One especially unique Monc design is what they simply call “the leaf.” The leaf is a bristly series of upward-pointed spines on blade edge. Each spine is sharpened on both sides, effectively a “sword on top of a sword.” Bal’ka explained these blades are usually reserved for encounters with the Muties due to their superior numbers. Unlike The People, Muties are undisciplined and will swing without thought to their next action. The leaf allows for one sword to catch several incoming weapons. Once their immediate threat (and momentum) is lost, the Monc simply uses a “pulling” motion to sidestep their weapons and deliver a lethal strike (or strikes) with the “back edges” of the leaf’s many blades. The chainsawing effect has the added benefit of making quick work of protective leather armor or straps, or catching a wayward finger or three.

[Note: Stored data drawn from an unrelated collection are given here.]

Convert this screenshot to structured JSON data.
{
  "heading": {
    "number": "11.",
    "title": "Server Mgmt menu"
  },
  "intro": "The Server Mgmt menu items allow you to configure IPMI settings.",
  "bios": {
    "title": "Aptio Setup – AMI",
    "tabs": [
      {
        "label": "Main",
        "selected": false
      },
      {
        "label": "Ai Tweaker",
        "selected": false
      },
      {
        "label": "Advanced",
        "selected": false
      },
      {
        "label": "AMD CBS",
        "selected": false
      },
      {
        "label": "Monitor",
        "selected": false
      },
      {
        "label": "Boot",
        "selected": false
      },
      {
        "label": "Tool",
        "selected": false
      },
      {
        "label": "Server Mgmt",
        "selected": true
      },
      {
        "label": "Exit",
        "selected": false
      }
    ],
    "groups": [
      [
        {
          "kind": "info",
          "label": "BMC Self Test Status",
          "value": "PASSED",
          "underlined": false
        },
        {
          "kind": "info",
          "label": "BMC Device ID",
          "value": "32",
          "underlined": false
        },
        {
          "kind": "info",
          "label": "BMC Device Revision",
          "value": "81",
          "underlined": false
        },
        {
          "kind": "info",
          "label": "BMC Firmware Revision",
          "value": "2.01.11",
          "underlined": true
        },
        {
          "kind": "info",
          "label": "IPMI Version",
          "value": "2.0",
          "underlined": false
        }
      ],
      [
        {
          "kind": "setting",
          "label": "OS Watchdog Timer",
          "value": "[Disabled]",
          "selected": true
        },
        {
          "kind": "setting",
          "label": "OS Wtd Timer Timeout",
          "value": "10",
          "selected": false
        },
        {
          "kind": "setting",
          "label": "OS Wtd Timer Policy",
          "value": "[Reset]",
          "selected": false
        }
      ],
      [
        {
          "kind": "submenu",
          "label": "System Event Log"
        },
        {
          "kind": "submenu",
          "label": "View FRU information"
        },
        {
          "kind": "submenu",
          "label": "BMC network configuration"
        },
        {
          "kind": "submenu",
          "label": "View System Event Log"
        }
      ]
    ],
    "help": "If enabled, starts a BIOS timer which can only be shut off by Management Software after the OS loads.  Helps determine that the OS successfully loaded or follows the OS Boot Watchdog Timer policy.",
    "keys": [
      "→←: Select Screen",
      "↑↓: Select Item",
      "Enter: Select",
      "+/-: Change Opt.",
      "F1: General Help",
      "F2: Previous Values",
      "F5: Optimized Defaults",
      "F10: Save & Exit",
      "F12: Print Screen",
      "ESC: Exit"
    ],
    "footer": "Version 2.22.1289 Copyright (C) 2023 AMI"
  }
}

Every race has some type of warhammer in its arsenal. Only the Moncs possess warhammers that are practical beyond the first swing. First, they are immaculately balanced using a counterweight of iron or stone bound into the lower segment of the handle. It is usually capped with a puncture blade of some sort to offset the blunt-force business end of the hammer.
Uweza handed me his hammer to experience this for myself. I embarrassingly dropped it, having forgotten how much stronger Moncs are than humans. Uweza tilted his flattened hand vertically and rested the hammer’s handle center on it. I asked why this particular weapon would need to be so precisely balanced. As if anticipating the question, Uweza leaped at a rock and smashed it with the hammer. He then spun, effortlessly twirled the hammer around his fingers at its neutral pivot point, and landed the spiked handle in a large bajas melon with a sickening squelch.
Everyone knew what the rock and melon represented. Uweza graciously accepted my pale faced silence as understanding.